Wednesday, 25 September 2013
SCOTLAND IN STITCHES by Eleanor Updale
We all know about the Bayeux tapestry: a masterpiece embroidered to commemorate the Norman Conquest.
It has endured for nearly a thousand years.
For the past few months, I''ve been involved in the production of a modern narrative tapestry: The Great Tapestry of Scotland. At over 500 feet, it's more than twice the length of the Bayeux. It's the result of about fifty thousand hours of work by over a thousand volunteer stitchers all over Scotland. Small groups of women (and some men) each tackled a panel depicting an incident or theme from Scottish history. Miraculously, it's finished, and it went on display at the Scottish Parliament this month, before setting off on tour.

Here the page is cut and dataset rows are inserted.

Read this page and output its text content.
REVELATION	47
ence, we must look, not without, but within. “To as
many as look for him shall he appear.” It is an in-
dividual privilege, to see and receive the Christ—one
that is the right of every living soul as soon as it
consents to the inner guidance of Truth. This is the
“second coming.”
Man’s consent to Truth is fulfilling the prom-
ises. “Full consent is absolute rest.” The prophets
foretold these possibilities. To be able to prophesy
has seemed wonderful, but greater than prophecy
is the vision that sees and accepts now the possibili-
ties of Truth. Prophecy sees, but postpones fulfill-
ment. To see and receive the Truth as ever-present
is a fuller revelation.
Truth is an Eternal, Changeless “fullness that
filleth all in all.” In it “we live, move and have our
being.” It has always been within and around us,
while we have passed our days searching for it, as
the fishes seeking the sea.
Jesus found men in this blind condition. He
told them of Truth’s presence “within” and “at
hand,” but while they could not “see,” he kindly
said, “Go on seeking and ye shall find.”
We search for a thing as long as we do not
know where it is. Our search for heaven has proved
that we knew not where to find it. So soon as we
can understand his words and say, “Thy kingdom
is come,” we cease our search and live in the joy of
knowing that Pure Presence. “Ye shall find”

The project was the brainchild of the wonderful Alexander McCall Smith - a serious contender for the title of Nicest Man In the World. The herculean task of writing the narrative went to the historian Alastair Moffat, and the 160+ panels were designed by the artist, Andrew Crummy. You can see and hear more about how the tapestry was made at this website: http://scotlandstapestry.com/index.php
The tapestry tells the story of Scotland from the very earliest times to the present day. This panel is five episodes in:
Here's the panel depicting the Black Death in the fourteenth century:
The picture below shows part of the panel I worked on (with a group of authors and publishers, including fellow History Girl Elizabeth Laird). It commemorates the foundation of the ancient universities.
Although some of the stitchers were very accomplished, many of us had very little experience of embroidery, and had to learn as we went along. We stitched everywhere: at home, at book festivals, at work. I 'watched' all eight episodes of Broadchurch through one long night, without looking at the TV screen (and I guessed whodunnit in Episode One. Maybe that's the answer).
As the tapestry approaches the present day, it covers the birth of the Edinburgh Festival, the production of the Hilman Imp, and the establishment of the Parliament at Holyrood. People had to stitch TV cameras, computers, factories, scientific instruments, and bridges. Not all the episodes are set in Scotland itself. This is how one group interpreted the Scots' impact on India:
Do try to catch the tapestry if it comes your way. Seeing it assembled for the first time at the Parliament was a truly moving experience. As a bit of a dunce on the subject of Scottish History, I found it a very palatable educational tool, too. I am honoured to have been allowed to play a part in something that will, we hope, be enjoyed by people for centuries to come.
I've only been able to give you the tiniest taste of what the tapestry is like.
You can see a news reports on the exhibition here:
We are all hoping that eventually a permanent home can be found for the tapesty in a place where Scottish people and visitors to Scotland can get to it easily. So if you happen to know someone with a very big hall they want to fill, just get in touch, and I will pass the word on.